Checkpoint-based immune therapies have revolutionized the therapy of solid tumors by achieving breakthrough improvements in melanoma, lung cancer, renal cancer, bladder cancers, and head and neck tumors, among others.
Naval G. Daver, MD
Checkpoint-based immune therapies have revolutionized the therapy of solid tumors by achieving breakthrough improvements in melanoma, lung cancer, renal cancer, bladder cancers, and head and neck tumors, among others. Recent studies have demonstrated encouraging results with immune checkpoint inhibition in hematologic malignancies, including Hodgkin lymphoma, primary central nervous system and testicular lymphoma, nasal natural killer/Tcell lymphoma, primary mediastinal lymphoma, follicular lymphoma, and multiple myeloma (MM). The optimal benefits of immune checkpoint inhibitors in the majority of patients with non-Hodgkin lymphoma and MM (who do not have a 9p24 sensitizing alteration) were obtained not by single-agent therapy but when these agents were combined with standard therapies to further improve response rates and progression-free and overall survival (OS).
We and others have noted that among a variety of checkpoint receptors evaluated in patients with acute myeloid leukemia (AML), there were significantly more PD-1positive T cells (including increased CD8+, T effector cells, and regulatory cells (Tregs) in bone marrow aspirates from patients with AML as compared with healthy donors.1,2 The same pattern was seen for OX40 on CD8+ T cells and Tregs, but was less prominent than for PD-1.
Preliminary data suggest that PD-1 inhibitors have limited single- agent activity in AML and myelodysplastic syndromes (MDS).3,4 CTLA-4 inhibition may have single-agent activity in AML/MDS, as has been shown in poststem cell transplant relapsed AML, where single-agent ipilimumab produced a durable complete response in 5 of 12 patients5 and in post–hypomethylating agent MDS, where ipilimumab (Yervoy) produced an overall response in 33% of patients.4 As with follicular lymphoma and MM, rational combinations of immune checkpoint inhibitors with other standard antileukemic agents may be needed to improve the response rates, the durability of response, and the OS in patients with AML/MDS.

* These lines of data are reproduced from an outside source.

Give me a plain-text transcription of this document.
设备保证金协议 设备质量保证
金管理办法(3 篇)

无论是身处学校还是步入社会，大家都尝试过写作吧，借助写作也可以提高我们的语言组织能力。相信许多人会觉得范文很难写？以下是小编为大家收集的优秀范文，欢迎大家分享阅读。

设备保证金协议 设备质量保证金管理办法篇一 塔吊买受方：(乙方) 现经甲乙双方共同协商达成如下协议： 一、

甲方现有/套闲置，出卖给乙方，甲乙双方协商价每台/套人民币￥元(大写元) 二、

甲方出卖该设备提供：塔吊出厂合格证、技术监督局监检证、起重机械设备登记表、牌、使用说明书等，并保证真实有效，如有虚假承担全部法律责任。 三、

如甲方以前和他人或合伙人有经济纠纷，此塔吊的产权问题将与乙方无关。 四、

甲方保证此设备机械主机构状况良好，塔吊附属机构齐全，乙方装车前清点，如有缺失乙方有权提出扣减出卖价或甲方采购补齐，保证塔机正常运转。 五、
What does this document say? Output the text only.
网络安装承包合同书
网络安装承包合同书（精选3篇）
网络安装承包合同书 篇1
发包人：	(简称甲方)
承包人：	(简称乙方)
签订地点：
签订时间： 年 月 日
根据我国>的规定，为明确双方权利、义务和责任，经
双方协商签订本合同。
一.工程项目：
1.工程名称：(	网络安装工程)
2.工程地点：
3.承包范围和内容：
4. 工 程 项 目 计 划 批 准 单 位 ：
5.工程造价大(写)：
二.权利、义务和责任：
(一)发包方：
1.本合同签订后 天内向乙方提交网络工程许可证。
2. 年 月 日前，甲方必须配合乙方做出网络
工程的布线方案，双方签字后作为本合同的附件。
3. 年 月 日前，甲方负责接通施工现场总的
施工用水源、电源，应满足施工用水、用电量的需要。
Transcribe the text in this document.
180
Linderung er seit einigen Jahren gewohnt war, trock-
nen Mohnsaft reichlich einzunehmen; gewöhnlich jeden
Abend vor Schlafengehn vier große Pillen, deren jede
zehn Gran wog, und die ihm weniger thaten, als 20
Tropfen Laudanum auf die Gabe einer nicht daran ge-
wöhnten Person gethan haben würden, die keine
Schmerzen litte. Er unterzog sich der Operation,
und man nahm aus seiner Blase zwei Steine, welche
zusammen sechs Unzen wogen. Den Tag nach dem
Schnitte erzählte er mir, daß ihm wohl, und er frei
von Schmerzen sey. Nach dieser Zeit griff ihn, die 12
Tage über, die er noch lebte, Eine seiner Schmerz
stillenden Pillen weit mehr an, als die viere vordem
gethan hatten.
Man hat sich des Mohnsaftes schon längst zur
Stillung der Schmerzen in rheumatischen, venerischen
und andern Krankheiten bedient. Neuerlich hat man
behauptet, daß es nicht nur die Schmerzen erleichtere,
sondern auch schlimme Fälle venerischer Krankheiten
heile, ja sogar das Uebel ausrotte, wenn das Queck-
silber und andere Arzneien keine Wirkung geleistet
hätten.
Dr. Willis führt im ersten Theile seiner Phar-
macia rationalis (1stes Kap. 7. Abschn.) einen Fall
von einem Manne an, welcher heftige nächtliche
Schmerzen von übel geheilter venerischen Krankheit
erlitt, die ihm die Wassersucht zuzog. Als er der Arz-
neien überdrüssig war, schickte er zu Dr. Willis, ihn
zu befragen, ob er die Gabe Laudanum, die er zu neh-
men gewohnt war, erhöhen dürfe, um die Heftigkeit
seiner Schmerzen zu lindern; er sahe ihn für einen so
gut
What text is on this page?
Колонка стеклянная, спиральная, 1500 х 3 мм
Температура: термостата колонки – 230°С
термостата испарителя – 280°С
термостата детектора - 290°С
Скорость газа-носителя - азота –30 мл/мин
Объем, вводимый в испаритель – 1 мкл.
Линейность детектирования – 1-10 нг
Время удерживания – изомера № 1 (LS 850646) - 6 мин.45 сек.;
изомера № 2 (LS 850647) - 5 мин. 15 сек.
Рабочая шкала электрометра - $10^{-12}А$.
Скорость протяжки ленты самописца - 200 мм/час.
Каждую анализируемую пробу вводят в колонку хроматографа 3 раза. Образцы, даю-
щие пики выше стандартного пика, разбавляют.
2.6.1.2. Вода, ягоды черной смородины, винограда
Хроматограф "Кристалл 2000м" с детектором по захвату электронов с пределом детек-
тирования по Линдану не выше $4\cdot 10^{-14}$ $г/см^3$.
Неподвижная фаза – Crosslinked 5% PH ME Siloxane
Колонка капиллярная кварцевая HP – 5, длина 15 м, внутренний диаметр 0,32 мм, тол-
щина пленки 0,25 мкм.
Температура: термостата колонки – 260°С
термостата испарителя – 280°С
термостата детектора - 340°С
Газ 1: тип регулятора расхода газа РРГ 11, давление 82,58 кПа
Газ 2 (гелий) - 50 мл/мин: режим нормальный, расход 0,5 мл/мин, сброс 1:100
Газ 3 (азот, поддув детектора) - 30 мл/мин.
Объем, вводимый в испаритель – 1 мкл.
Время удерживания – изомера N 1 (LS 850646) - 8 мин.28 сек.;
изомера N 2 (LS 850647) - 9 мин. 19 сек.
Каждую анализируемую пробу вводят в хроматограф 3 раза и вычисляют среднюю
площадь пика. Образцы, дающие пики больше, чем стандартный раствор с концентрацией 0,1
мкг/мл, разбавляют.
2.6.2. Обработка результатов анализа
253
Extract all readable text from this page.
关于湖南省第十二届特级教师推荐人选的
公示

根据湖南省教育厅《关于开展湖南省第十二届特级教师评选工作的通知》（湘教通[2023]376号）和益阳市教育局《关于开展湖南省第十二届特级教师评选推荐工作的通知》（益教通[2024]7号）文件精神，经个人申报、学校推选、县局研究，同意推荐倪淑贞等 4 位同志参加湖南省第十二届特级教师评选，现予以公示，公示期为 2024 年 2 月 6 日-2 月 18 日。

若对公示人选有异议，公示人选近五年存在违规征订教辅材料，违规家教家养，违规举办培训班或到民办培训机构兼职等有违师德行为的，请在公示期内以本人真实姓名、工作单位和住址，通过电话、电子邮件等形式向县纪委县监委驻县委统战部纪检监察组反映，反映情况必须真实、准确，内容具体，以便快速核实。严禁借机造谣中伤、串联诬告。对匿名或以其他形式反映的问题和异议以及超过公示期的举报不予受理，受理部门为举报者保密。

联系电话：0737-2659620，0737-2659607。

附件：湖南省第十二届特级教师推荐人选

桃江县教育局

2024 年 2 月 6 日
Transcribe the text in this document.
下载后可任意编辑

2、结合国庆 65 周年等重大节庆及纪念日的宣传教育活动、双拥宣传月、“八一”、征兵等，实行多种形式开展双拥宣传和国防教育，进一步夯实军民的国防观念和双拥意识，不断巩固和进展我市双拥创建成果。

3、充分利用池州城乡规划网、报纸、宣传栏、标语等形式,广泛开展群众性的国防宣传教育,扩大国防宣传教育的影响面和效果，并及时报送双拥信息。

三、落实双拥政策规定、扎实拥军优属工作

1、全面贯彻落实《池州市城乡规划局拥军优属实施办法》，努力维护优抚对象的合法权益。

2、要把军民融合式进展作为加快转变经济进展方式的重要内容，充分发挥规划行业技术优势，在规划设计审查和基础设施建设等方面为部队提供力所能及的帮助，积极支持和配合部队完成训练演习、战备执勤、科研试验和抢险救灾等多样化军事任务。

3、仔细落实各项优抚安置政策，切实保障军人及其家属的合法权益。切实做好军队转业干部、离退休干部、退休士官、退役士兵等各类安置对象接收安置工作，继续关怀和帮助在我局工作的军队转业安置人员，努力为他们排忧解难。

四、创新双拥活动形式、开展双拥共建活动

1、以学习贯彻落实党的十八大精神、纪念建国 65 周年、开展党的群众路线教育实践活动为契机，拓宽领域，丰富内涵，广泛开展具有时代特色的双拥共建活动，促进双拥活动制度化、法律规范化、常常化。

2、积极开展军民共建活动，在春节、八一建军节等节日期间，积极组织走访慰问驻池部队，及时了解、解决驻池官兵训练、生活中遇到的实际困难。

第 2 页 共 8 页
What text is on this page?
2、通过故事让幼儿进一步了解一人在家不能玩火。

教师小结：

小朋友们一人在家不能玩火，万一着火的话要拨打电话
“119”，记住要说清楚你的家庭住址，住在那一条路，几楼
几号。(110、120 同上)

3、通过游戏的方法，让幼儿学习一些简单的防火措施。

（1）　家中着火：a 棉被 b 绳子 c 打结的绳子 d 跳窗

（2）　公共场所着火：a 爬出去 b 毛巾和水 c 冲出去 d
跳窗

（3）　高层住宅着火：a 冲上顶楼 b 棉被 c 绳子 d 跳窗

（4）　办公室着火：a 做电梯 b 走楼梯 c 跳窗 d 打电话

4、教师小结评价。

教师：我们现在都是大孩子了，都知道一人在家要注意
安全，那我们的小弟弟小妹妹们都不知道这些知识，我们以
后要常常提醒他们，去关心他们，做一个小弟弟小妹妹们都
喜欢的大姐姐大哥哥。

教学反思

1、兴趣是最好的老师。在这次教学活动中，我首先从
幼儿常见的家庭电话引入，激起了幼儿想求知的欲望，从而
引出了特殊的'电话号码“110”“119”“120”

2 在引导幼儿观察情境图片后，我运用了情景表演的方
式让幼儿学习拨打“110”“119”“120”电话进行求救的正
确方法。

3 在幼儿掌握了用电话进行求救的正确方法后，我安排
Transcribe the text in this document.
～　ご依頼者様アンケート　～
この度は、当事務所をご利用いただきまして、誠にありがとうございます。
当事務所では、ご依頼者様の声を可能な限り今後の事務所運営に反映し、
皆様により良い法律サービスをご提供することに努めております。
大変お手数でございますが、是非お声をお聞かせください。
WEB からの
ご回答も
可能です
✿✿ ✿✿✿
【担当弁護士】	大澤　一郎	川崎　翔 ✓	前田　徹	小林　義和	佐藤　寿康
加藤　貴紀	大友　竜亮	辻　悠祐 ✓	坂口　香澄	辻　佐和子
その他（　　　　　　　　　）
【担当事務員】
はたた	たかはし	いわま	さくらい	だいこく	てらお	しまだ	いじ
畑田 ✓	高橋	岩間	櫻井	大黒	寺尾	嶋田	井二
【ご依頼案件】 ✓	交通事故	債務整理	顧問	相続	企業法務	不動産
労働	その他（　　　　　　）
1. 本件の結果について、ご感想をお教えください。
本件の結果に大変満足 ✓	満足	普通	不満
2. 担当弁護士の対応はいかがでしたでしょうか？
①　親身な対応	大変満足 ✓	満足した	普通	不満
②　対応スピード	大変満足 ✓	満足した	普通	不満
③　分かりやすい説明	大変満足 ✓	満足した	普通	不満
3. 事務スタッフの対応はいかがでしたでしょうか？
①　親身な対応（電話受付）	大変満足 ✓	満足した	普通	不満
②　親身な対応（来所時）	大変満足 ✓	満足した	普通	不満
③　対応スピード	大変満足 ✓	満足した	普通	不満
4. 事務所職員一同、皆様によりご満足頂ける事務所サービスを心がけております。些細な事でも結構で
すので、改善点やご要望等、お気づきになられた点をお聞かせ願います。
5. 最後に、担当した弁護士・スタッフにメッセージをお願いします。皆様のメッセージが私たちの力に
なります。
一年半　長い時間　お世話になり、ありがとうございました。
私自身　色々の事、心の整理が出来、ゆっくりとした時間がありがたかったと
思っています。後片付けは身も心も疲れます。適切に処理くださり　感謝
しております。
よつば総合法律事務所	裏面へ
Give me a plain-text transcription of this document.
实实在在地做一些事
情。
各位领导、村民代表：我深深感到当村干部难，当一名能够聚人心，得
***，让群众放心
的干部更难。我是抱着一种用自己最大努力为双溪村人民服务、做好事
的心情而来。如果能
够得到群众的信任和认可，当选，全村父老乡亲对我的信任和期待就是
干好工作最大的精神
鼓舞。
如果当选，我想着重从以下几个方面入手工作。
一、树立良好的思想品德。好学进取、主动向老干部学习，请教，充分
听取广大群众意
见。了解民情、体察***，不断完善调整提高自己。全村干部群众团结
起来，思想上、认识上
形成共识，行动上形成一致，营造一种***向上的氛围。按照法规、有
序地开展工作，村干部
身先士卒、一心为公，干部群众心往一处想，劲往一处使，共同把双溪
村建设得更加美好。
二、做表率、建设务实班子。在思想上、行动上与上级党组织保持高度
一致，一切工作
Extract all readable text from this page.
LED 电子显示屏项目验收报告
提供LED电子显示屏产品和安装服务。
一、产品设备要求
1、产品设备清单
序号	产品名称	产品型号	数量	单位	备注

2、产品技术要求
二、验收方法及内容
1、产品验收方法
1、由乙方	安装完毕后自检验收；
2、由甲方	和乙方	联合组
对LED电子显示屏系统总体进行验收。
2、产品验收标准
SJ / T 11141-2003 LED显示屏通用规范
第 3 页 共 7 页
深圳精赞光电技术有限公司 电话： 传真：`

Immune Response to PD Expression DNA-methyltransferase inhibitors (DNMTi), such as azacitidine, enhance the immune response to tumors by upregulating tumor-cell antigen expression, antigen presentation via histocompatibility complex class 1 molecules, and expression of costimulatory molecules, while concurrently dampening the immune response by upregulating the expression of checkpoint molecules, including PD-1, PD-L1, and PD-L2. Higher expression of PD-1, PD-L1, and PD-L2 was noted in patients with AML/MDS resistant to DNMTi therapy compared with sensitive patients, suggesting PD-1 upregulation may be involved in resistance to DNMTi.6 These findings have resulted in clinical trials combining PD-1/PD-L1 inhibitors with azacitidine in AML and MDS. Recent data presented on the combination of azacitidine with nivolumab (Opdivo) (antiPD-1) demonstrated an encouraging response rate, low early mortality, and, most important, durable responses in patients with relapsed/refractory AML, with 80% of the responders alive at 1 year.7 Both responders and nonresponders had an increase in CTLA4+ CD8+ cells in the bone marrow aspirate on therapy, suggesting that a combination blockade of these 2 major co-inhibitory pathways may improve response rate and durability. Grade 2-4 immune-related adverse events (irAEs) were observed in 23% of treated patients. There was a wide variation in the time to onset of irAEs, with irAEs observed as early as 4 days to 3.5 months from the initiation of the nivolumab therapy. The irAEs profile differed from those seen in solid tumors, with the most common being pneumonitis, nephritis, colitis, and dermatitis, as opposed to endocrine insufficiencies, skin rash, and transaminitis described frequently in solid tumor immuno-oncology trials. The irAEs were reversible with early intervention. The combination of azacitidine with nivolumab similarly produced encouraging response rates (80%) as frontline treatment for a small cohort of patients with high-risk MDS.4 In MDS patients failing DNMTi therapy, single-agent nivolumab did not demonstrate activity, but single-agent ipilimumab (anti–CTLA-4) was able to produce responses in 35% of patients.